Cardiovascular at First
Originally, BRIMS was created as a way for Thermo to perform mass-spec experiments without having to shuttle samples from different collaborator sites at different stages of the research. At the time, Thermo had cardiovascular biomarker collaborations with, among others, Massachusetts General Hospital, Harvard Medical School, Brigham and Women’s Hospital, and Children’s Hospital.
“As proteomics evolved so did we, and as proteomics has gone from a science that was really more discovery based into a science that is becoming now more quantitative and has applications in the clinical world, that is how our focus is also shifting.” |
The company initially chose to concentrate on cardiovascular biomarker work, Thermo said in 2004, because patient response could be more rapidly induced with cardiology than with diseases such as cancer, whose drugs take longer to show efficacy.
Thermo also chose to partner with Massachusetts General on BRIMS at the time because the hospital had a large quantity of well-annotated plasma samples from well-characterized clinical trials of patients with cardiovascular disorders [See PM 10/15/04].
The hospital’s formal relationship with BRIMS ended last December, but Lopez told ProteoMonitorthat Thermo and the Massachusetts General researcher who did most of the cardiovascular biomarker work have been in “informal discussions” to evaluate what relationship they may have going forward.
Lopez shied away from saying whether any biomarkers were identified as a result of its partnership with the hospital, saying only that “We made tremendous progress in that area.”
Massachusetts General declined to comment on the collaboration.

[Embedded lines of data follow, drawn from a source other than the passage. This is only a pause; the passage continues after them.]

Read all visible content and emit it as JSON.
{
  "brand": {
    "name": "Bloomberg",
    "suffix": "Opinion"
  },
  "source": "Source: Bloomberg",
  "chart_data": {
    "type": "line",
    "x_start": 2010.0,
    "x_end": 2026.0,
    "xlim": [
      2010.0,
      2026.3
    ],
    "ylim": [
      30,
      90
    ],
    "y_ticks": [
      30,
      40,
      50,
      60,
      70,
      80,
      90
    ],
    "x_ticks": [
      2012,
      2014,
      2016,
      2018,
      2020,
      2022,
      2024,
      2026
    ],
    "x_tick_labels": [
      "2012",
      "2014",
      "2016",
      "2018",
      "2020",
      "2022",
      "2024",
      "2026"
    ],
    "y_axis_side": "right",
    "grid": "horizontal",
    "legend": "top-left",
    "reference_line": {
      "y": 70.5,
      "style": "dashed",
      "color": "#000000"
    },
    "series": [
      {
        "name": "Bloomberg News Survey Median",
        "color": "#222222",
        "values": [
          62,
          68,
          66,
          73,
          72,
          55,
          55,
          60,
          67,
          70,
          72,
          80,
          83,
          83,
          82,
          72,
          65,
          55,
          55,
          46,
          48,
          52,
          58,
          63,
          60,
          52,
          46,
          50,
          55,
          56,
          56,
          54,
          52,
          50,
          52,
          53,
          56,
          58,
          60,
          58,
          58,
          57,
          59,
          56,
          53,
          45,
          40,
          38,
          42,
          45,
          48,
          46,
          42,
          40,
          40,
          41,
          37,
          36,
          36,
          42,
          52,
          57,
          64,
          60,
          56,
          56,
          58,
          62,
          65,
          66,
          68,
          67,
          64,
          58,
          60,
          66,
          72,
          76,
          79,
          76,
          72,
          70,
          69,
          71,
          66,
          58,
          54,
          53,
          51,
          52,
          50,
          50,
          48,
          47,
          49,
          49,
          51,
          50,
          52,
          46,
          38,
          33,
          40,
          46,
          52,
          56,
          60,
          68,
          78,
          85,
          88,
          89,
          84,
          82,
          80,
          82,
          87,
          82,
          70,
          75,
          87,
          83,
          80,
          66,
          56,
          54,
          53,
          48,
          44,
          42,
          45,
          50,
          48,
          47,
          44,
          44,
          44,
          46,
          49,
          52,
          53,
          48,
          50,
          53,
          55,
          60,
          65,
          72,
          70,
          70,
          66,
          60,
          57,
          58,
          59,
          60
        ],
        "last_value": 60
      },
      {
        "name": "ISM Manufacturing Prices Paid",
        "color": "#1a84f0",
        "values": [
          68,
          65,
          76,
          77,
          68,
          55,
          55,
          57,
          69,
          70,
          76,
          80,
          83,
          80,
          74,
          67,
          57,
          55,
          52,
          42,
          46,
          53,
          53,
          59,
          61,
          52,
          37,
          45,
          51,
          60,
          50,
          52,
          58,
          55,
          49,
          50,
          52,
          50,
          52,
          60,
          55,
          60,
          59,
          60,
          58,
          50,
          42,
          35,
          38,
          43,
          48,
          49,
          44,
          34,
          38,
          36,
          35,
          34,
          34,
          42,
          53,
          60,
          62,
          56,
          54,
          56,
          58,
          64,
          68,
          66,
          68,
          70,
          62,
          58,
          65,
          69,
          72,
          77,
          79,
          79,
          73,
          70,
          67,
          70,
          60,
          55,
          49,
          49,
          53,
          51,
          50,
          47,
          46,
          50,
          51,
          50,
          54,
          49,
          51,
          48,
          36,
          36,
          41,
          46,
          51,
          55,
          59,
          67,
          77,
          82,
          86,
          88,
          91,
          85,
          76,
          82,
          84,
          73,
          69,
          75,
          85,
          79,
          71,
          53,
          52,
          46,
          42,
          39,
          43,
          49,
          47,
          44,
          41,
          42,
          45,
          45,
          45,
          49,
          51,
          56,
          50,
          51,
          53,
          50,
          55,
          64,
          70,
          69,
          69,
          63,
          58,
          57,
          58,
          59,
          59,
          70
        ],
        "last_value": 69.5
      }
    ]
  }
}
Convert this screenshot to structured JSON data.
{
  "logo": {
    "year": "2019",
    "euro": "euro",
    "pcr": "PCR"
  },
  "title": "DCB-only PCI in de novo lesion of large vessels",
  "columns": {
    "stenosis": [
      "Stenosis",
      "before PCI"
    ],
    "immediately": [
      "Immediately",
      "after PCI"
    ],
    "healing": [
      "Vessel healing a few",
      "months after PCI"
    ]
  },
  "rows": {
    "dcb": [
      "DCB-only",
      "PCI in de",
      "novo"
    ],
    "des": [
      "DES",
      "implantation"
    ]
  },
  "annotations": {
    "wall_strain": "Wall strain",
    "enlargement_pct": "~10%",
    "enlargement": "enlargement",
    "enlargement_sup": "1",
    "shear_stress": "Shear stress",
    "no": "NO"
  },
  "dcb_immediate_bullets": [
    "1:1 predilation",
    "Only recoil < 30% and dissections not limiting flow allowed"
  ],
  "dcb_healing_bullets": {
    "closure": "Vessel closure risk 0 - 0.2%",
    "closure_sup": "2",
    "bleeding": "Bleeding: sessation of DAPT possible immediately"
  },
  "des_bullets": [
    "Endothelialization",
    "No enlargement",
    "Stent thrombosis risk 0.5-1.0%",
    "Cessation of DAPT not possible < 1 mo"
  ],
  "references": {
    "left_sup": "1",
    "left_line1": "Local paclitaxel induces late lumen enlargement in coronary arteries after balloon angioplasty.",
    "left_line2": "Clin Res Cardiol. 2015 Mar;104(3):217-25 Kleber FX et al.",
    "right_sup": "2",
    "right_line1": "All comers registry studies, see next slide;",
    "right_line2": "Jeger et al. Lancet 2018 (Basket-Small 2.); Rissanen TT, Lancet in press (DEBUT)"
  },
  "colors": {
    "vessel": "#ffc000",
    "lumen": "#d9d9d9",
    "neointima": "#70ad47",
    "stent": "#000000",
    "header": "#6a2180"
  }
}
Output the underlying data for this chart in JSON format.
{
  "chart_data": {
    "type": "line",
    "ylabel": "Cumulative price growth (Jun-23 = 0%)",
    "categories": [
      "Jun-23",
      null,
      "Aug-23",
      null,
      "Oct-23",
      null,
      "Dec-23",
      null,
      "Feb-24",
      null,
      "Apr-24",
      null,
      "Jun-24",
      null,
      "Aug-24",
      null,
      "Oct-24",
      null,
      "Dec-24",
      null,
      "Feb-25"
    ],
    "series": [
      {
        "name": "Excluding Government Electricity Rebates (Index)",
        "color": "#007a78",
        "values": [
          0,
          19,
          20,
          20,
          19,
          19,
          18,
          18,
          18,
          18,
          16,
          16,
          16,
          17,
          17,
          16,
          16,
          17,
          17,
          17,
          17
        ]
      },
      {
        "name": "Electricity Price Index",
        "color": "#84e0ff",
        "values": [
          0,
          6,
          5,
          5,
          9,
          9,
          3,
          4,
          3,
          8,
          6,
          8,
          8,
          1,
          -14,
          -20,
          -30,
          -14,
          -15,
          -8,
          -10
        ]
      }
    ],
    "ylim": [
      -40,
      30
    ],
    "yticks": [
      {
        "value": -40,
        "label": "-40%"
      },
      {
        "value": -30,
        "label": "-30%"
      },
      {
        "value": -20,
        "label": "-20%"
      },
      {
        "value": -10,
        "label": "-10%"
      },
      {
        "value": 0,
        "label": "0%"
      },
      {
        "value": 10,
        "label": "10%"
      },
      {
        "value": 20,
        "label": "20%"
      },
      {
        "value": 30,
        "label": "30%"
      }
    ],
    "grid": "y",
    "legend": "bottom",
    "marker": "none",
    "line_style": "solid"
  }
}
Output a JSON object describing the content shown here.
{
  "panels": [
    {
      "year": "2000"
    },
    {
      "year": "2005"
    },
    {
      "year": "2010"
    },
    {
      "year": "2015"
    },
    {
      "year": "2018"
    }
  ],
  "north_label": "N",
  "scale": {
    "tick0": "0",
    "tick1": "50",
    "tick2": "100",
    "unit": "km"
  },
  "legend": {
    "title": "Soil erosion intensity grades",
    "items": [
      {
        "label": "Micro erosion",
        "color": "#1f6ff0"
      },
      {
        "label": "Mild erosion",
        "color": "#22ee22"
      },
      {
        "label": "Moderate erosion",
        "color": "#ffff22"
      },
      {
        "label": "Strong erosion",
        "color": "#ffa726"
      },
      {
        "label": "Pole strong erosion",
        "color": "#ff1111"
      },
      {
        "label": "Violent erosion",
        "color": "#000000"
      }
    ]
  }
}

One product that was developed at BRIMS was Thermo’s SIEVE software designed for label-free differential protein expression analysis. Launched at the American Society for Mass Spectrometry conference last June, the technology offers an automated workflow for comparison of LC/MS analyses from large sample preparations [See PM 06/01/06].
“The BRIMS continues to add features to that software [and] to work very closely with the researchers and developers at our San Jose office to extend the features,” Lopez said.
The center currently has five employees, all researchers and bioinformaticians, and is looking to add two more employees, Lopez said. She declined to comment on the cost of running the center.